Change in Amplitude with respect to Driven Frequencies

[Azer]

Homework Statement

A mass-spring system has $$b/m = \omega_0/5$$ , where b is the damping constant and $$\omega_0$$ the natural frequency. How does its amplitude when driven at frequencies 10% above $$\omega_0$$ compare with its amplitude at $$\omega _0$$ ? How does its amplitude when driven at frequencies 10% below $$\omega_0$$ compare with its amplitude at $$\omega _0$$ ?

Homework Equations

(1) $$A(\omega) = \frac{F_0}{m\sqrt{(\omega^2_d - \omega^2_0)^2 + \frac{b^2\omega^2_0}{m^2}}}$$

(2) $$\omega^2_0=\frac{25b^2}{m^2}$$

The Attempt at a Solution

Plugging in 1.1 for $$\omega_d$$ in equation 1 (since it is 10% more than $$\omega_0$$ ) and using equation 2 to substitute $$\omega^2_0$$ for $$\frac{25b^2}{m^2}$$ gives an amplitude of $$\frac{mF_0}{b^2}*1/7.25$$ . Plugging in 0 for the driving force yields an amplitude of $$\frac{mF_0}{b^2}*1/5$$ . The amplitude when driven over the amplitude given by the natural frequency should be 5/7.25*100%. Rounded to two sig figs, as my online homework demands, should yield 69%. It is telling me that I have made a rounding error, but I cannot find where.

 

[Redbelly98]

Welcome to Physics Forums.

According to this, the final ω₀ under the √ should actually be ω:

http://hyperphysics.phy-astr.gsu.edu/Hbase/oscdr.html#c1

 

[Azer]

$$\omega_0$$ should not change whether the system is driven or not.
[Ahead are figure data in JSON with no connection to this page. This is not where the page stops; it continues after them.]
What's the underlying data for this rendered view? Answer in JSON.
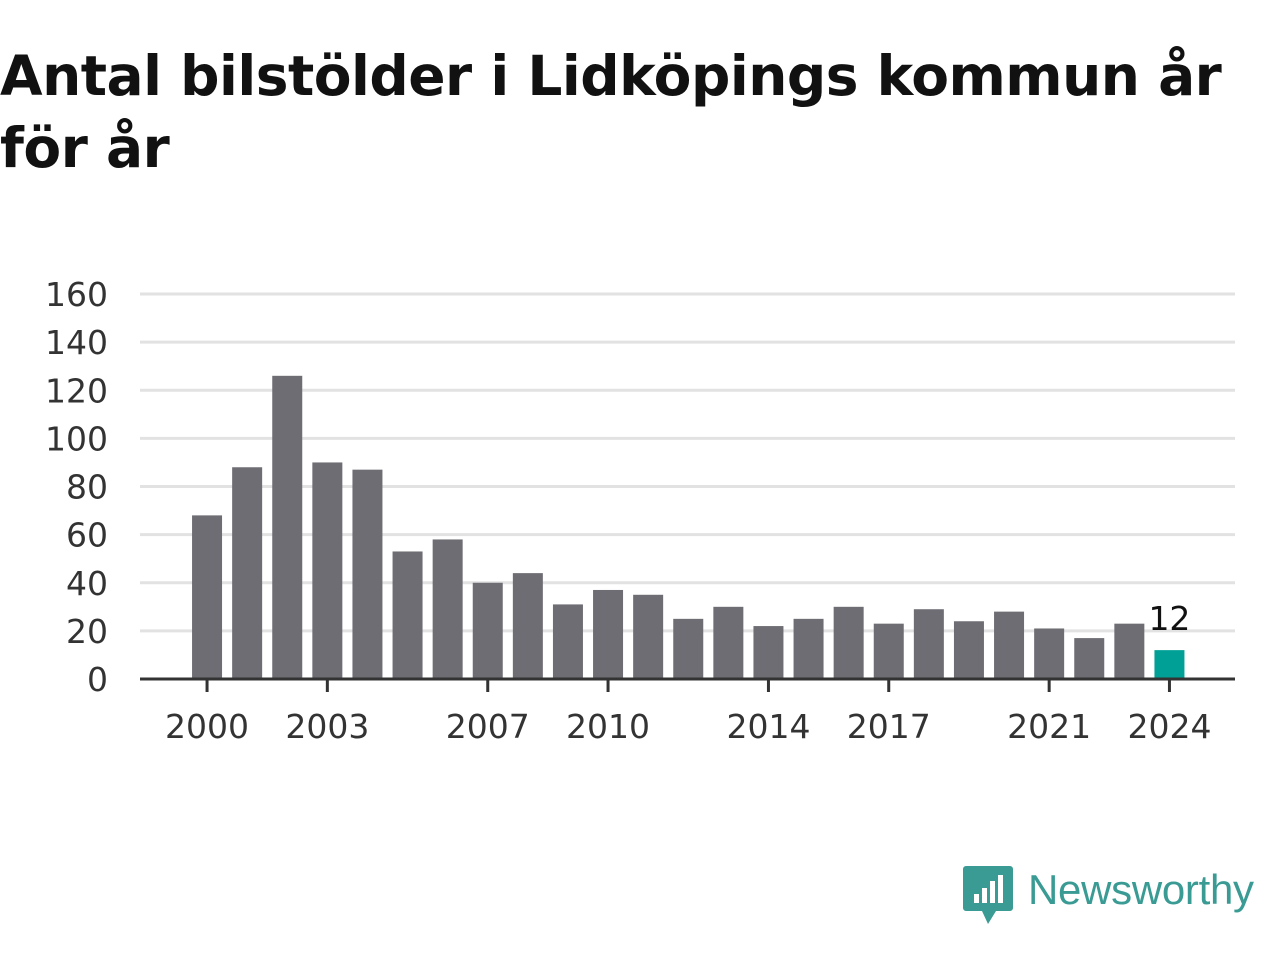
{
  "title": "Antal bilstölder i Lidköpings kommun år för år",
  "brand": {
    "name": "Newsworthy",
    "icon": "newsworthy-bar-chart-logo-icon",
    "color": "#3a9b94"
  },
  "chart_data": {
    "type": "bar",
    "title": "Antal bilstölder i Lidköpings kommun år för år",
    "xlabel": "",
    "ylabel": "",
    "ylim": [
      0,
      160
    ],
    "yticks": [
      0,
      20,
      40,
      60,
      80,
      100,
      120,
      140,
      160
    ],
    "xtick_labels": [
      "2000",
      "2003",
      "2007",
      "2010",
      "2014",
      "2017",
      "2021",
      "2024"
    ],
    "categories": [
      "2000",
      "2001",
      "2002",
      "2003",
      "2004",
      "2005",
      "2006",
      "2007",
      "2008",
      "2009",
      "2010",
      "2011",
      "2012",
      "2013",
      "2014",
      "2015",
      "2016",
      "2017",
      "2018",
      "2019",
      "2020",
      "2021",
      "2022",
      "2023",
      "2024"
    ],
    "values": [
      68,
      88,
      126,
      90,
      87,
      53,
      58,
      40,
      44,
      31,
      37,
      35,
      25,
      30,
      22,
      25,
      30,
      23,
      29,
      24,
      28,
      21,
      17,
      23,
      12
    ],
    "highlight": {
      "category": "2024",
      "value_label": "12"
    },
    "grid": true,
    "colors": {
      "bar": "#6e6d73",
      "highlight": "#00a096",
      "grid": "#e2e2e2",
      "axis": "#333333"
    }
  }
}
It is the natural frequency. $$\omega_d$$ however, will be changing in each of the three calculations of amplitude.

 

[Redbelly98]

Yes, most definitely.

Um, I meant it should be ω_d, not ω. Sorry. Here's a more direct link:

http://hyperphysics.phy-astr.gsu.edu/Hbase/oscdr.html#c2

Look at the term called A. Also, their ω is your ω_d